A faixa de tolerância ambiental de uma espécie pode depender de quão efetivamente a composição osmólito de seu fluido celular pode ser alterada em face do estresse. O estudo tira as seguintes quatro conclusões principais:Primeiro, na maioria dos organismos marinhos, os osmólitos orgânicos podem manter (ou restaurar) o equilíbrio ideal de rigidez e flexibilidade macromolecular, que é uma chave biológica para a função ideal das macromoléculas. Em segundo lugar, mudanças adaptativas na composição e concentração do pool de osmólitos podem ter efeitos sobre macromoléculas e sistemas de biofilme e desempenhar um papel importante no estabelecimento da tolerância ambiental ideal dos organismos. Terceiro, os osmólitos estabilizadores variam muito na eficácia com que aumentam a estabilidade das macromoléculas. Em quarto lugar, a capacidade dos sistemas osmólitos de ajustar o potencial de estabilização dos fluidos celulares em face das mudanças de temperatura (ou pressão) do corpo que ocorrem em diferentes períodos de tempo pode ajudar os organismos a suportar os efeitos das mudanças ambientais, notadamente as mudanças na temperatura que ocorrem devido a ao aquecimento global.
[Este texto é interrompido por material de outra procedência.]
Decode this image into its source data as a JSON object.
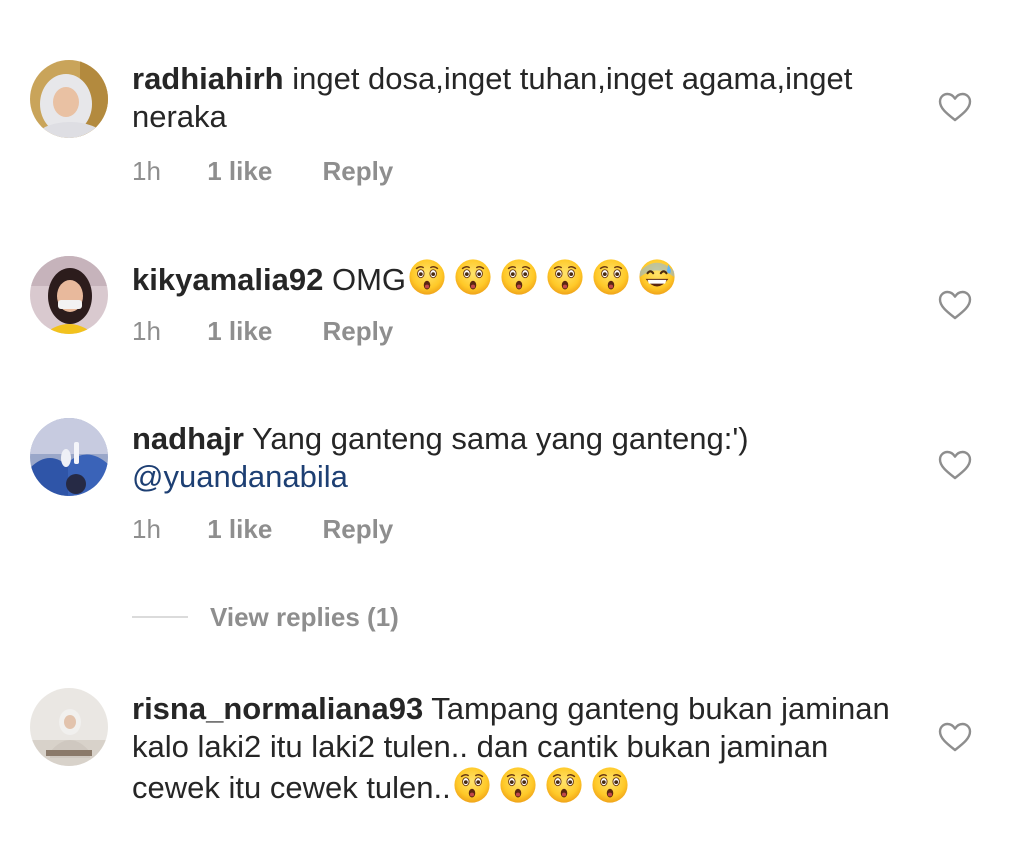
{
  "comments": [
    {
      "username": "radhiahirh",
      "text": "inget dosa,inget tuhan,inget agama,inget neraka",
      "time": "1h",
      "likes": "1 like",
      "reply": "Reply"
    },
    {
      "username": "kikyamalia92",
      "text": "OMG",
      "emojis": [
        "astonished-face",
        "astonished-face",
        "astonished-face",
        "astonished-face",
        "astonished-face",
        "grinning-face-with-sweat"
      ],
      "time": "1h",
      "likes": "1 like",
      "reply": "Reply"
    },
    {
      "username": "nadhajr",
      "text": "Yang ganteng sama yang ganteng:')",
      "mention": "@yuandanabila",
      "time": "1h",
      "likes": "1 like",
      "reply": "Reply",
      "view_replies": "View replies (1)"
    },
    {
      "username": "risna_normaliana93",
      "text": "Tampang ganteng bukan jaminan kalo laki2 itu laki2 tulen.. dan cantik bukan jaminan cewek itu cewek tulen..",
      "emojis": [
        "astonished-face",
        "astonished-face",
        "astonished-face",
        "astonished-face"
      ]
    }
  ],
  "icons": {
    "like": "heart-outline-icon"
  },
  "colors": {
    "text": "#262626",
    "secondary": "#8e8e8e",
    "mention": "#1d3f73",
    "divider": "#dbdbdb"
  }
}
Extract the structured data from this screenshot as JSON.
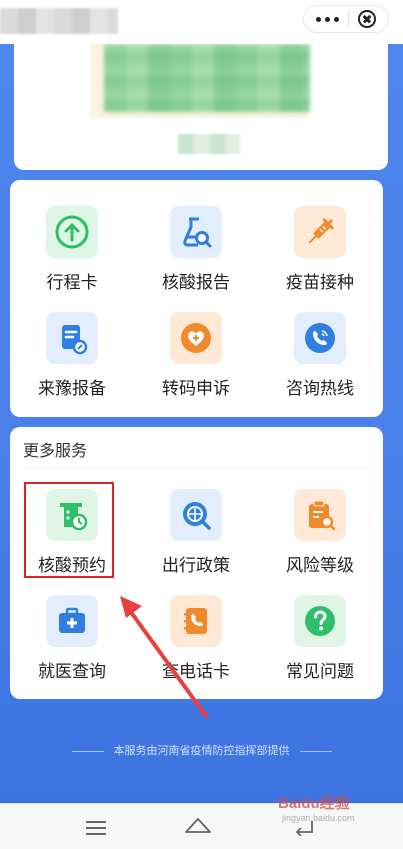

Este artigo não apenas oferece aos biólogos marinhos novas informações importantes sobre como a vida marinha se adapta aos estressores abióticos do mar, mas essas investigações também ensinam aos bioquímicos físicos coisas críticas sobre a física das interações água-soluto e, para os tecnologicamente interessados, sugerem novas estratégias para o desenvolvimento de soluções que auxiliem na estabilização e preservação de materiais biológicos.